Better road options not yet considered
Amory B. Lovins, Guest Commentary
For the second time in three months, local residents are being asked to disenfranchise themselves on an issue vital to the community’s future — both times based on false information and government staff-steered processes.
The current proposal is to bring more cars (some from the future Lumberyard housing development and airport expansion projects), still in a single lane each way, and at similar or lower speed, via a new four-lane bridge into downtown Aspen where there’s no place to drive or park them. Roaring Fork Transportation Authority buses’ spectacular success would be reinforced by two new bus-only lanes, but offset by two new bottlenecks — a Hickory House red light and the Cemetery Lane runaround.
This 1990s mass-transit plan leaves car and truck traffic the same or worse. In a bizarrely illogical return for no traffic fix, locals are asked to give the Colorado Department of Transportation free rein forever to build any roads they want over precious open space. All conditions voted by the people in 1996 and put in CDOT’s 2002 easement, such as cut-and-cover (putting the new roads underground) and final city right of approval, would vanish. Dwindling highway funding and climate emergency, meet zombie thinking.
Why move the highway? To avoid, we’re told, a business-killing, four-year alternate-single-lane rebuild period for the Castle Creek Bridge, which would revert to a city street, presumably to be rebuilt and maintained at city expense. But it needs fixing regardless, and can readily add a precious bonus lane. Jacobs Engineering says it’d need two construction seasons, with two lanes always open and “minimal traffic disruption” during “every phase of construction.” So the objection is bogus.
Moreover, Jacobs Engineering seems to have overlooked newer alternatives for “fast-track bridges” whose high-performance materials (metal or rustproof advanced composites) replace massive steel-reinforced concrete and novel construction methods slash construction times. One such Toronto bridge of comparable size was installed in two days. Dozens of such light, strong, durable, beautiful bridges are in successful service in Europe and the U.S. Innovative leaders at CDOT are interested. An outstanding global designer of scores of such bridges would be happy to help as soon as city council is ready for a site visit.
The 1998 plan, now risen again, rightly anticipated innovations in public transit technologies, but today’s discussion ignores them all, including many right-sized for Aspen. Autonomous shuttles like Beep are in revenue service in cities like Orlando. Robotaxis like Waymo are ubiquitous in San Francisco. Doppelmayr installed 85 ropeway transit systems worldwide last year alone — 26 in North America — and they’re being considered in a dozen U.S. cities.
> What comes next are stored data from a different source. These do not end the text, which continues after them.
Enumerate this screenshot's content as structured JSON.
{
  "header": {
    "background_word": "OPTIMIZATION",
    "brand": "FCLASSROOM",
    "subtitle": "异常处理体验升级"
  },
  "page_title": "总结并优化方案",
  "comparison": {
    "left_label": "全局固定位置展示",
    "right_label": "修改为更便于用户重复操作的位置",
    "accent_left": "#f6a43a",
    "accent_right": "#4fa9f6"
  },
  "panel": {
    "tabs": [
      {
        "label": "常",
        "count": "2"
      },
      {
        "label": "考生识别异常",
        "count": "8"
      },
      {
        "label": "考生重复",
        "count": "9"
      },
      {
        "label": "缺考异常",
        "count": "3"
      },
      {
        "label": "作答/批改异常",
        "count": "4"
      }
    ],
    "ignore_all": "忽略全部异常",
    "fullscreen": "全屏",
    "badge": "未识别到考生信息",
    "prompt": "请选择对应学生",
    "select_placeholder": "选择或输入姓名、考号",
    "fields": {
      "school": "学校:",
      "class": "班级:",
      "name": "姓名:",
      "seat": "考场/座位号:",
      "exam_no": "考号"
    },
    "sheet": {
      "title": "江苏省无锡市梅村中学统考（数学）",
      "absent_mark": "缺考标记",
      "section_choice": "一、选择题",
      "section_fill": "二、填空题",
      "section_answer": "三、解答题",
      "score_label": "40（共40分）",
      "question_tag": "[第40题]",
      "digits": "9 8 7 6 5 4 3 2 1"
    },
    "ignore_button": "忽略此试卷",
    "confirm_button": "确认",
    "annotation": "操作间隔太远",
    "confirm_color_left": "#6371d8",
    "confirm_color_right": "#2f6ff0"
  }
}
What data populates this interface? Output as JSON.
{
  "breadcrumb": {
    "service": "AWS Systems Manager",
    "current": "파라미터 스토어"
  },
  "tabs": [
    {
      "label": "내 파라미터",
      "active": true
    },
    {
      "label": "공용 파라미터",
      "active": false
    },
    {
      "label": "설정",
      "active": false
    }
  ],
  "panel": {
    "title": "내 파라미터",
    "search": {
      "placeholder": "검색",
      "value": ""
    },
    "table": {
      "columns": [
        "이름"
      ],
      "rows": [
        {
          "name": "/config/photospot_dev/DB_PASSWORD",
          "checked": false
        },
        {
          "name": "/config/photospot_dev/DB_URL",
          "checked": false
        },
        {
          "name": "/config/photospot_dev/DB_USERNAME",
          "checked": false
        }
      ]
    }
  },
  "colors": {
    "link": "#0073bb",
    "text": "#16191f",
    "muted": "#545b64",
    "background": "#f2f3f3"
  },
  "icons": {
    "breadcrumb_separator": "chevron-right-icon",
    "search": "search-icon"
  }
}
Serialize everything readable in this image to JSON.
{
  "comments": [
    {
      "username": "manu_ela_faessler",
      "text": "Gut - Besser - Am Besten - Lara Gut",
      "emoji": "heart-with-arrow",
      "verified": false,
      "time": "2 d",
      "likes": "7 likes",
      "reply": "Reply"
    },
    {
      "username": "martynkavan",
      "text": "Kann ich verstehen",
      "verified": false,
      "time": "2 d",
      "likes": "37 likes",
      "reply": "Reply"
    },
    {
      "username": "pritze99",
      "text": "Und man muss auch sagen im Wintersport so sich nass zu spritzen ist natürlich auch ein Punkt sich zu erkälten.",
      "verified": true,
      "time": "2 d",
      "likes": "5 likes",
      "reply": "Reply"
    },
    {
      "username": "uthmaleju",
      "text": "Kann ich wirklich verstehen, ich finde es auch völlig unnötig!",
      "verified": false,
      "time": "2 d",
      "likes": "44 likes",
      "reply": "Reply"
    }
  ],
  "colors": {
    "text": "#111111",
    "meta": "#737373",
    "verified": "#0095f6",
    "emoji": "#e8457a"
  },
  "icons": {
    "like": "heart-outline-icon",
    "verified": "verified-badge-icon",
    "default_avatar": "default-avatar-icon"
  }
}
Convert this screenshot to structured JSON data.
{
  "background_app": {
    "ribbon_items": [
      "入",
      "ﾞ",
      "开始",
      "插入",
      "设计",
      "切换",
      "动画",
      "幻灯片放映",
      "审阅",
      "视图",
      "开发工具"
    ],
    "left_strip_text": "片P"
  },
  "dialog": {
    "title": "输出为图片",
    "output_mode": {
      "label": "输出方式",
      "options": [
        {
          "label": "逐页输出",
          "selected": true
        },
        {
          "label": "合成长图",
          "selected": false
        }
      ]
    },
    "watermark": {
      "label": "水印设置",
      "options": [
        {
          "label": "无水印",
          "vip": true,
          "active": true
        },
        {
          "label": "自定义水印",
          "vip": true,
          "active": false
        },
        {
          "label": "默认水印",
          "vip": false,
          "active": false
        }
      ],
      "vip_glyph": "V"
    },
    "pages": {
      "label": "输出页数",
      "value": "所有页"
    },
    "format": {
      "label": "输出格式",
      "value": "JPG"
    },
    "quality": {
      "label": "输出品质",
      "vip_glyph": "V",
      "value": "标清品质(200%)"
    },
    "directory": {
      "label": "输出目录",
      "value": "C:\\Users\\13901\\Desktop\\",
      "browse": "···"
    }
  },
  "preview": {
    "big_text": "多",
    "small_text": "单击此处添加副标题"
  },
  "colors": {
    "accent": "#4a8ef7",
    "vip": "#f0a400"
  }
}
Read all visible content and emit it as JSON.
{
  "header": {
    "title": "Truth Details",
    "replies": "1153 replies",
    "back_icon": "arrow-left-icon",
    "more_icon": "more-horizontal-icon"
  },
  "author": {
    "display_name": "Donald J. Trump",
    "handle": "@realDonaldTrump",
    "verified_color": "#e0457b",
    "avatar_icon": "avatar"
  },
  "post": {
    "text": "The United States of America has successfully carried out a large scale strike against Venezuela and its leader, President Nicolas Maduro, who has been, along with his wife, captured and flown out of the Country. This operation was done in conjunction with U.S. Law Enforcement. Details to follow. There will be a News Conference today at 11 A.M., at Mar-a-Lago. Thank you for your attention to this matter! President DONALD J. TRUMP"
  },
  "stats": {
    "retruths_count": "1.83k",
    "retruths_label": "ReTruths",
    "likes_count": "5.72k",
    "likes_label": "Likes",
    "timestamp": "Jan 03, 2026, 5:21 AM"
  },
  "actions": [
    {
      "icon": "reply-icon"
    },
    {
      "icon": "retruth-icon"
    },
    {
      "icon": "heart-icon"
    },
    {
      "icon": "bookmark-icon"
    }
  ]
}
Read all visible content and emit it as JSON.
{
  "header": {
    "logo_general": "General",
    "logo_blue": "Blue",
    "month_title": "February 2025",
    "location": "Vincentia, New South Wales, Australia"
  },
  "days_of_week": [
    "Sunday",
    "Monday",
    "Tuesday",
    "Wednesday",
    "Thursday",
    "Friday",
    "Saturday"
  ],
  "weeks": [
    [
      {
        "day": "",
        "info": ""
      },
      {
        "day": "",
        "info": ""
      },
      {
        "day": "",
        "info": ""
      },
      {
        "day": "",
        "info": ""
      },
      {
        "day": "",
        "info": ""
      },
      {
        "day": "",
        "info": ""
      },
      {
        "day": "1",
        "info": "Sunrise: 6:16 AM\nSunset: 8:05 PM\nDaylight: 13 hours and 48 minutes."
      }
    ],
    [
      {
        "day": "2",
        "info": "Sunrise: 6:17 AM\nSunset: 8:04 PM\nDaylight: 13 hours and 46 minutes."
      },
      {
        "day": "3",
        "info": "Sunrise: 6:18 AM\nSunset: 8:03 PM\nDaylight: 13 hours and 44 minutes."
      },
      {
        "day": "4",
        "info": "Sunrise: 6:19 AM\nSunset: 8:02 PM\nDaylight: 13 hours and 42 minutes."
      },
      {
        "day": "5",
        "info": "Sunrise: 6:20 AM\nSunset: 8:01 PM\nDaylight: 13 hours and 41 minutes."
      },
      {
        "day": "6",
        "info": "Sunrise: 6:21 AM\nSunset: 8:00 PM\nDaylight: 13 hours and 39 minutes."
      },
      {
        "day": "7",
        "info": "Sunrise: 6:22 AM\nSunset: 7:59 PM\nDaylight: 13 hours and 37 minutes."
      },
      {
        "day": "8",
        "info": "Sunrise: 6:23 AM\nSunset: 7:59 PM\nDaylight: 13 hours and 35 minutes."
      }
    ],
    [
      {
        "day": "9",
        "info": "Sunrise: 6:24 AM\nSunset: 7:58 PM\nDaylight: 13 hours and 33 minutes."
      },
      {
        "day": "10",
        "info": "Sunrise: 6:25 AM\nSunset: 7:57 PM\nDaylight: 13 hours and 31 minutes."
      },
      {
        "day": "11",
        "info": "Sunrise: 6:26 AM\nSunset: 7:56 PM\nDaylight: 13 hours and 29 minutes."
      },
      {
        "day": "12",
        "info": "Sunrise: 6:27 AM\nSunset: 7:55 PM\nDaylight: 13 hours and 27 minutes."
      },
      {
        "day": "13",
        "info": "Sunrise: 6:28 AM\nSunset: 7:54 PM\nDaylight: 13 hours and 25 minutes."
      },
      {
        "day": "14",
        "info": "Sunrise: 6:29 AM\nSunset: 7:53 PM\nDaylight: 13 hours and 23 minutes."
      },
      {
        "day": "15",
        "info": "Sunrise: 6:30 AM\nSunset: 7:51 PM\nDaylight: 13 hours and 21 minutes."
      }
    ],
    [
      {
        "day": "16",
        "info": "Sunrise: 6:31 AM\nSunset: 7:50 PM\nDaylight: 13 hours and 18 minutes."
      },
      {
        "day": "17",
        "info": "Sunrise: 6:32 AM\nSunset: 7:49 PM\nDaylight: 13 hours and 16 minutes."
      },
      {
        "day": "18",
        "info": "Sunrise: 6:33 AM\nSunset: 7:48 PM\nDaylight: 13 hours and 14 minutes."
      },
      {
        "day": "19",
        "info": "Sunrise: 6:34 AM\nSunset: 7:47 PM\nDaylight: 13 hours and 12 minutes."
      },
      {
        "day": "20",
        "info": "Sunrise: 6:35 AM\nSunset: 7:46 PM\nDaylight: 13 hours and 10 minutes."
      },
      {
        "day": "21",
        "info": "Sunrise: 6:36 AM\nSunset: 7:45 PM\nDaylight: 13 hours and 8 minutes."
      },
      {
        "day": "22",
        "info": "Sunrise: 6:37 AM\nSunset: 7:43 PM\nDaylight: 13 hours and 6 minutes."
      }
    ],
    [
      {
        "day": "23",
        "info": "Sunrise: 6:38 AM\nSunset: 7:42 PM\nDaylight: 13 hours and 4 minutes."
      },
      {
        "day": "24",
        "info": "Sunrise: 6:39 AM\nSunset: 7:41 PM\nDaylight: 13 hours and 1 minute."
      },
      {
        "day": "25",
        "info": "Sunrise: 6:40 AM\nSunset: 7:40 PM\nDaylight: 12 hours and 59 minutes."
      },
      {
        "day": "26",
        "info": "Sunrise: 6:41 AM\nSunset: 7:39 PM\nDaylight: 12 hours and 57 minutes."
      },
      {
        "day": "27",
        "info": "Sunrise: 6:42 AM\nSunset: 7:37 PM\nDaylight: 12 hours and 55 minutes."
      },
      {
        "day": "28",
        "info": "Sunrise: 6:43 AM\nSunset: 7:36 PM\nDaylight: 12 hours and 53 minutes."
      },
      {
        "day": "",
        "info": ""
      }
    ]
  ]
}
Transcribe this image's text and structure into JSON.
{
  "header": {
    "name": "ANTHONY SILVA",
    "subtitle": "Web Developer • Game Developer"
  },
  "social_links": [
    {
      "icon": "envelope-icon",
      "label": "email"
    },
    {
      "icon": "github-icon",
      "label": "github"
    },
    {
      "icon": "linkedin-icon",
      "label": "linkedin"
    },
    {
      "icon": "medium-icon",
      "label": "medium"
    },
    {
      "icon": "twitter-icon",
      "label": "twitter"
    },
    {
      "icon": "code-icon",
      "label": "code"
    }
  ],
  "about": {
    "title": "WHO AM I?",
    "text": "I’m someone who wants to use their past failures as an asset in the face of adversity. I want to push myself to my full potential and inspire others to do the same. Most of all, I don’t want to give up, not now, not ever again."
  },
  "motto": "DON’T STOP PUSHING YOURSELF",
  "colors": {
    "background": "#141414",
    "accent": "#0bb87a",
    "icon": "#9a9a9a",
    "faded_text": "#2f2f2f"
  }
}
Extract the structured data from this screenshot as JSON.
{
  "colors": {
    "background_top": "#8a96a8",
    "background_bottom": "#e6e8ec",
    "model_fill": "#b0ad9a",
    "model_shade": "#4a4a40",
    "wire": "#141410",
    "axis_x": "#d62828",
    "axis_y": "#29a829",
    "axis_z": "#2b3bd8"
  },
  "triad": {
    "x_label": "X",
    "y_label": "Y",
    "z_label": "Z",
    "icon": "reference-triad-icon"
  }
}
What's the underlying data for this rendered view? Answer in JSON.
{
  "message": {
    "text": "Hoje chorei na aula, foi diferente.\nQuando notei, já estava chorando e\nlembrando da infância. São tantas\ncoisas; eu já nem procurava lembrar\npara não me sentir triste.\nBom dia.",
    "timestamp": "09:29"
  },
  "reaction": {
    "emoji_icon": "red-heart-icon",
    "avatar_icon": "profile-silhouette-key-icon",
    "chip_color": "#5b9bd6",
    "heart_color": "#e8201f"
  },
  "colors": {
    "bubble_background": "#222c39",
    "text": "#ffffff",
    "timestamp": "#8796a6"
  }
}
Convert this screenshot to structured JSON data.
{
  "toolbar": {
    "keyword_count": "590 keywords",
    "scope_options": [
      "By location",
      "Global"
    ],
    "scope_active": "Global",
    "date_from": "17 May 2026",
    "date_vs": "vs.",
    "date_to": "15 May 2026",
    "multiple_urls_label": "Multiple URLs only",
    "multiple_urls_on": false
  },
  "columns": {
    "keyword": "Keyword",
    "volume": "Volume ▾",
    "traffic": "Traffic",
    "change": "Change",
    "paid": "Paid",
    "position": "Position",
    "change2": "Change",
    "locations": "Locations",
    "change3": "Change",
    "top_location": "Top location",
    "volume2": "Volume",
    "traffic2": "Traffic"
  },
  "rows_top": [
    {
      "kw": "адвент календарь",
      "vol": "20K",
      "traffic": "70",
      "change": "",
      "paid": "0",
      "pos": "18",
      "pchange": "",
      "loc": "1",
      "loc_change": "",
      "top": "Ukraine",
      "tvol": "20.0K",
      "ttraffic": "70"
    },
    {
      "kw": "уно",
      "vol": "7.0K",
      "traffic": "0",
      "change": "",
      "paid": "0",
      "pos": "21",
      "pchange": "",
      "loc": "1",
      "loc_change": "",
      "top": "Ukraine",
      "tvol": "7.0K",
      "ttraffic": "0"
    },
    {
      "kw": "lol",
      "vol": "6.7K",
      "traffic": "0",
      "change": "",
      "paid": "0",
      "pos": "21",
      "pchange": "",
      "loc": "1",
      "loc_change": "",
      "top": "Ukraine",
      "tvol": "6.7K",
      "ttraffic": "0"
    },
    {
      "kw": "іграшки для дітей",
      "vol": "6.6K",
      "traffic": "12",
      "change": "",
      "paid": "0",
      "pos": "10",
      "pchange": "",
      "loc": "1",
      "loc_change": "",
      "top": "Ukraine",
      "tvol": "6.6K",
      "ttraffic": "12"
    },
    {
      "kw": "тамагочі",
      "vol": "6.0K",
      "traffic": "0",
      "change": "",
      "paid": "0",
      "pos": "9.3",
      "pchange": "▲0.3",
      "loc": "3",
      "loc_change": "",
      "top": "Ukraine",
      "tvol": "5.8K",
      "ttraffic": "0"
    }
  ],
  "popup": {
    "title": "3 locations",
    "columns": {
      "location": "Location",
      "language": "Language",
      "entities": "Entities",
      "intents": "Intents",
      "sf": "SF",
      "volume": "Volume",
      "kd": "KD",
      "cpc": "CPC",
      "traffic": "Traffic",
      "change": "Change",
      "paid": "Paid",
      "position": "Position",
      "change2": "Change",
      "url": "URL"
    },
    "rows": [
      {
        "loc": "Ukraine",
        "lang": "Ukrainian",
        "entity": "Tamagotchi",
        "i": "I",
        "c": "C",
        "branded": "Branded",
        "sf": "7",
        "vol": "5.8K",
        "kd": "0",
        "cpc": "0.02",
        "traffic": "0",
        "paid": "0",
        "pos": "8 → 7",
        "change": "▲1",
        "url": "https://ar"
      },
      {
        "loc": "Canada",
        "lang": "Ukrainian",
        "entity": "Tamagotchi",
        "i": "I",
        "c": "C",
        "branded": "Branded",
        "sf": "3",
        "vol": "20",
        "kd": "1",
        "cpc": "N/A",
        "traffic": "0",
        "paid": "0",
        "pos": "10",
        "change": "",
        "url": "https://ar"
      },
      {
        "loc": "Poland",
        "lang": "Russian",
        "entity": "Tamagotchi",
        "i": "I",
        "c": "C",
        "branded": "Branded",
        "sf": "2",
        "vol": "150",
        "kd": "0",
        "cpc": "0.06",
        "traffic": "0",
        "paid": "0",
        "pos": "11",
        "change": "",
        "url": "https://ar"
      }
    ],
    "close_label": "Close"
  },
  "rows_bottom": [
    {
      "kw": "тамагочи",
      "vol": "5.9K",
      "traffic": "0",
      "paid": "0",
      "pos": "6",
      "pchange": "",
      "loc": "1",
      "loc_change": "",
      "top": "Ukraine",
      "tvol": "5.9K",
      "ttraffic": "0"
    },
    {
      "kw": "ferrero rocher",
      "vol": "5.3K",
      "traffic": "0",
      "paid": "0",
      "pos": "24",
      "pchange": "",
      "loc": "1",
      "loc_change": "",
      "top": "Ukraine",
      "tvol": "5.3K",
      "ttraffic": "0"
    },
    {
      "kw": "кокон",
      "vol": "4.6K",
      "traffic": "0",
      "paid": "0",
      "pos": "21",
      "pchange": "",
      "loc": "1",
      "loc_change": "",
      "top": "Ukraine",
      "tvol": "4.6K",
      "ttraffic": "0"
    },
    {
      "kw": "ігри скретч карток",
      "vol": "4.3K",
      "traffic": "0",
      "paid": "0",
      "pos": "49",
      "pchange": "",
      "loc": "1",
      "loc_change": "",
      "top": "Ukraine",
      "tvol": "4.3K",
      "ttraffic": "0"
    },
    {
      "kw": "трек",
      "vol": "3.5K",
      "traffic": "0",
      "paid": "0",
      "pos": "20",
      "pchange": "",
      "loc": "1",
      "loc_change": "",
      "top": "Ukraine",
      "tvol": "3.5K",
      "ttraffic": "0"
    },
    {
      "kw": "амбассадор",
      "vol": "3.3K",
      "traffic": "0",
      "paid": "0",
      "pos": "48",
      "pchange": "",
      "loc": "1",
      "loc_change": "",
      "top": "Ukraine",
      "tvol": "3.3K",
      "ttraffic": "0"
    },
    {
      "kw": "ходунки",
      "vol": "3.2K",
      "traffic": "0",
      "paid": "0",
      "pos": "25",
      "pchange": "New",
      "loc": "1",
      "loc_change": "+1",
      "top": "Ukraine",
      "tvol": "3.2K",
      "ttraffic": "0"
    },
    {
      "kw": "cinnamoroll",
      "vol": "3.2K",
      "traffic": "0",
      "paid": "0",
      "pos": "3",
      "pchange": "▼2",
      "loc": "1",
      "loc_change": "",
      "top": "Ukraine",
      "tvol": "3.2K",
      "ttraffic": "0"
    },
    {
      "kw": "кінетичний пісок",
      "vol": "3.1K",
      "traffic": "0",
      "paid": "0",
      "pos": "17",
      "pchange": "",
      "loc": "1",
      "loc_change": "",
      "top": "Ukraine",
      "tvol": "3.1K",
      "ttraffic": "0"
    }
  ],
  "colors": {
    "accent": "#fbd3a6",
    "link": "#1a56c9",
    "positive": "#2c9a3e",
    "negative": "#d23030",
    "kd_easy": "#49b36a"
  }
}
This year, Whoosh is building a destination-on-demand cable network in congested Queenstown, New Zealand. And CyberTran’s ultralight, compact, pillar-borne rail system (manyfold cheaper than light rail) would have been, as I proposed in 1990, a better idea than four-laning Highway 82. Transit for compact communities has undergone huge innovation since 1998. Let’s see what it can offer.
What about emergency egress? Evacuating tens of thousands of cars to the west, plausibly straight into fire borne by prevailing westerly winds, is hard and slow. But it’s also a poor plan, debunked by three Aspen wildfire experts — Jack Simmons, Angie Davlyn and Ali Hammond. Aspen’s fire-resistant forest composition (mainly aspens) enables a thoughtful suite of better solutions that exploit existing and new fire-resistant buildings and defensible open spaces. A new premade carbon-fiber pedestrian-bike bridge could be airlifted onto premade piers to augment western escape routes without disturbing Castle Creek’s sensitive riparian zone. Speaking of which, Aspen’s best wildlife expert, Tom Cardamone, found the straight shot’s claimed wildlife benefits imaginary and wildlife harm likely.
There’s no good reason to adopt the straight shot and just let the state build it. There are many compelling reasons not to. If I could vote in Aspen, I’d vote yes on 1 and no on 2. I’d give the city time and input to update its environmental impact study, starting with “purpose and need,” so locals’ many good proposals can be considered alongside modern ways to fix the vital bridge. The folks who didn’t get this done for the past three decades should stop trying to stifle new thinking, start telling the truth and get out of the way.
Amory Lovins lives in Old Snowmass and teaches advanced energy efficiency in Stanford’s Department of Civil and Environmental Engineering.